Ôlyrix - Florence Lethurgez - 09/28/2017

"Total presence, penetrating and natural lyricism, a topical universality, a visual and plastics organization of dramaturgy" 
 
EXCERPT: "The drama and the stage are organized and opened by polarities: between man and woman, past and present, singularity and collective, public space and inner-self, etc. They ensure the universality of the subject.
 
One of Roberto's brothers is a painter, the other a sculptor, and both belong to a generation that has begun to switch from the letter to the image, and we can feel it in their very plastics and even visual way of organizing dramaturgy.
 
The condemned man is the one who first sang the words of Hugo in his heart: tenor Roberto Alagna. He gives them his total presence, his penetrating - natural up to rattling - lyricism, and a plastics diction that reaches everyone's ear and mind. Alagna obviously likes to stay at the Opéra de Marseille. The Marseilles audience was able to hear and see him in Marius and Fanny (Pagnol-Kosma) in 2007, Le Cid in 2011 and Les Troyens in 2013.
 
The music by David Alagna is one of those of our 21st century. It has not broken its links with the tonal language, which it declines in reminiscences (to each listener his).

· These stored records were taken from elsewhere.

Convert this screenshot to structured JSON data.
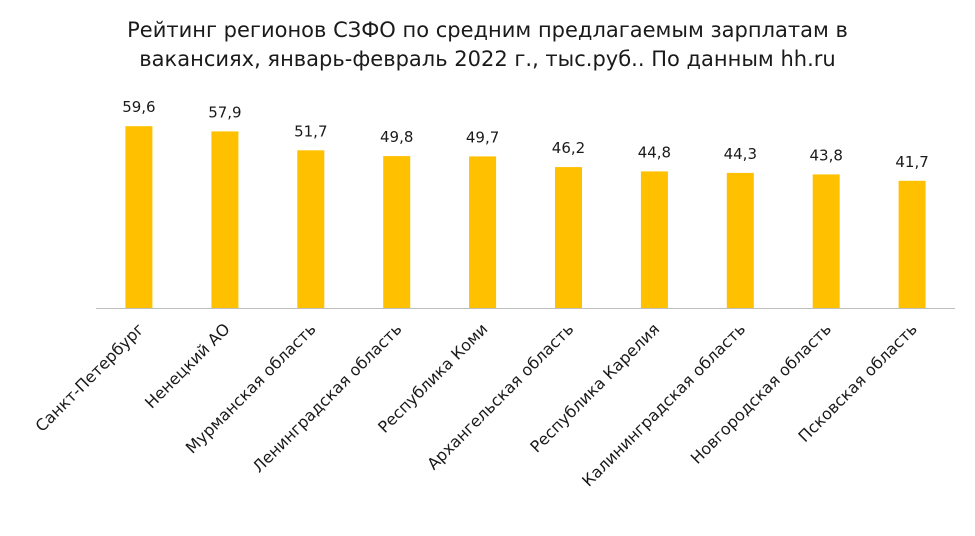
{
  "chart_data": {
    "type": "bar",
    "title_lines": [
      "Рейтинг регионов СЗФО по средним предлагаемым зарплатам в",
      "вакансиях, январь-февраль 2022 г., тыс.руб.. По данным hh.ru"
    ],
    "categories": [
      "Санкт-Петербург",
      "Ненецкий АО",
      "Мурманская область",
      "Ленинградская область",
      "Республика Коми",
      "Архангельская область",
      "Республика Карелия",
      "Калининградская область",
      "Новгородская область",
      "Псковская область"
    ],
    "values": [
      59.6,
      57.9,
      51.7,
      49.8,
      49.7,
      46.2,
      44.8,
      44.3,
      43.8,
      41.7
    ],
    "value_labels": [
      "59,6",
      "57,9",
      "51,7",
      "49,8",
      "49,7",
      "46,2",
      "44,8",
      "44,3",
      "43,8",
      "41,7"
    ],
    "ylim": [
      0,
      60
    ],
    "grid": false,
    "legend": "none",
    "bar_color": "#FFC000",
    "axis_color": "#BFBFBF"
  }
}
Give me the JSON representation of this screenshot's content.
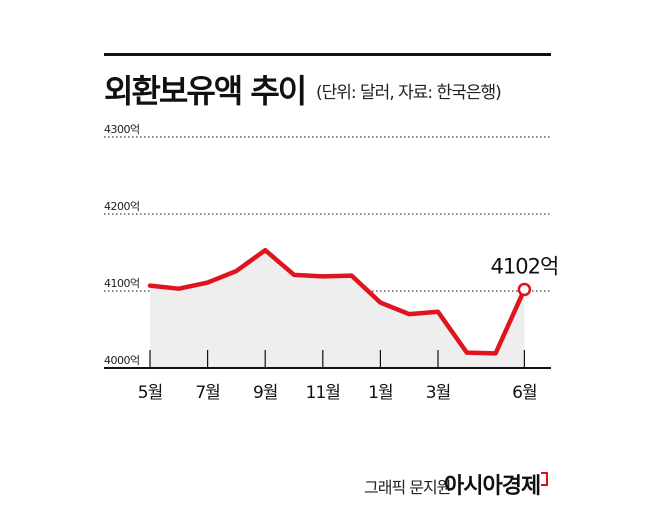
{
  "title": "외환보유액 추이",
  "subtitle": "(단위: 달러, 자료: 한국은행)",
  "credit": "그래픽 문지원",
  "brand": "아시아경제",
  "colors": {
    "line": "#e0141f",
    "area": "#eeeeee",
    "axis": "#111111"
  },
  "chart_data": {
    "type": "area",
    "title": "외환보유액 추이",
    "unit": "억 달러",
    "ylim": [
      4000,
      4300
    ],
    "yticks": [
      "4300억",
      "4200억",
      "4100억",
      "4000억"
    ],
    "ytick_values": [
      4300,
      4200,
      4100,
      4000
    ],
    "xtick_labels": [
      "5월",
      "7월",
      "9월",
      "11월",
      "1월",
      "3월",
      "6월"
    ],
    "xtick_index": [
      0,
      2,
      4,
      6,
      8,
      10,
      13
    ],
    "values": [
      4107,
      4103,
      4111,
      4126,
      4153,
      4121,
      4119,
      4120,
      4085,
      4070,
      4073,
      4020,
      4019,
      4102
    ],
    "last_label": "4102억",
    "grid": true
  }
}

It makes us follow, along with the musicians, the long corridor of dissonances, that sonic perspective that leads from day to night, from life to death. These orchestral pages, sometimes pure, such as the intermezzo, with its dense and subtly ringing layers of sound, end abruptly on a tarantella: the spider spreads its lines over the living.
 
This fraternal work conceived "together separately" around the tutelary figure of a literary man seems to have been nourished by the fine inter-knowledge of the abilities of each one to advocate himself for the opera genre. It is capable of putting its own resources (emotion, lyricism, passion) at the service of a discourse that is not only dedicated to its self-celebration, that of the lyric fable."
 
 

Opera Magazine - Bruno Villien - 09/28/2017

"A deeply moving Condemned man, whose voice captures the emotions that possess him, from revolt to the dream of escaping ... The receptiveness of the audience is such that we hope that a so intense and topical show will follow its way"
 
"Ten years after its creation at the TCE in concert version, the Last Day of a Condemned Man is more topical and relevant than ever ... Roberto Alagna embodies a still very moving character as the Condemned Man. His voice reflects the emotions that possess him, from revolt to the dream of escaping... Adina Aaron is just as poignant [...] To the prisoners' solitude, the French composer David Alagna (born in 1975) opposes the chorus: trained by Emmanuel Trenque, that of the Opera de Marseille excelled itself [...] Jean-Yves Ossonce highlights the lyricism of the score, emphasizes its dark dramatic accents, skillfully defining the many characters who inhabit the prison of yesterday and today. The Orchestra of the Opera de Marseille keeps the tension constant.
 
Cyril Rovery gives to [the Friauche] a dark cynicism. Yves Coudray embodies the strict Prosecutor, whose appearance announces the last moments of the Condemned Man. The Priest finds in Francis Dudziak a convincing performer. Already among the cast in Avignon, the other singers are all perfect, from Philippe Ermelier as the sarcastic Jailor to Eric Martin-Bonnet as the Chaplain or Jean-Marie Delpas as the Usher who looks a little as Orson Welles.
 
At the end of the first of the three performances in Marseilles, the receptiveness of the audience is such that we hope that a so intense and topical work will follow its way.